Figure 2: Left: Model performance vs. training data scale on the ScreenSpot-Pro benchmark. Right: Illustration of action attention. GUI-Actor grounds target elements by attending to the most relevant visual regions.
GUI-Actor outperforms previously established methods, especially under conditions that demand high generalization capabilities. The coordinate-free approach allows GUI-Actor to maintain competitive accuracy even with models that possess significantly fewer parameters and training data.
Robustness and Efficiency
Figure 3: Accuracy Progression Over Training Steps.
GUI-Actor achieves enhanced sample efficiency, requiring less training data compared to coordinate-based approaches to reach similar or superior levels of accuracy.
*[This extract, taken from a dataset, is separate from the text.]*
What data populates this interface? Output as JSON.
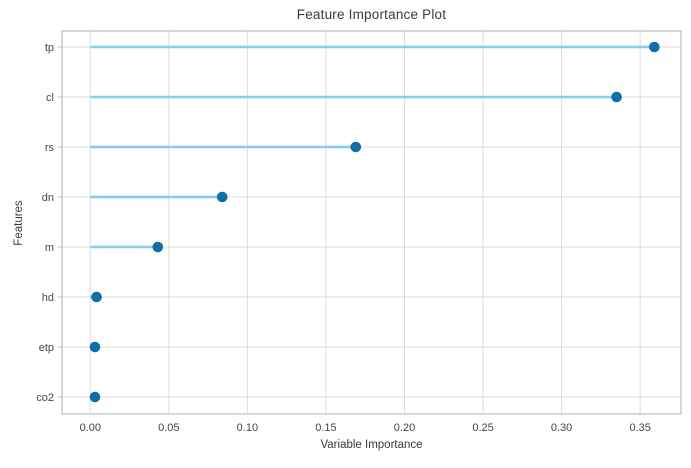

This efficiency is attributed to the model's explicit use of spatial-semantic alignment through its novel attention mechanism.
Discussion on Practical Implications
GUI-Actor exemplifies how VLMs can be tailored for GUI interaction without compromising their general-purpose capabilities. By fine-tuning only the newly introduced action head, the model equips the underlying VLM with effective visual grounding features, preserving its broad utility. The integration of a verifier further exemplifies the model's ability to refine action decisions efficiently, highlighting its potential for real-world applications across diverse user interfaces.
Conclusion
The GUI-Actor framework represents a significant advancement in the development of GUI agents, effectively circumventing the limitations of coordinate-based visual grounding methods. Its innovative use of attention-based mechanisms for direct region identification, coupled with a lightweight verifier, equips GUI agents with robust grounding capabilities adaptable to various screen configurations. The experimental results underscore its potential to set new standards in the field of GUI interactions, paving the path for future research on enhanced VLM integration for user interface tasks.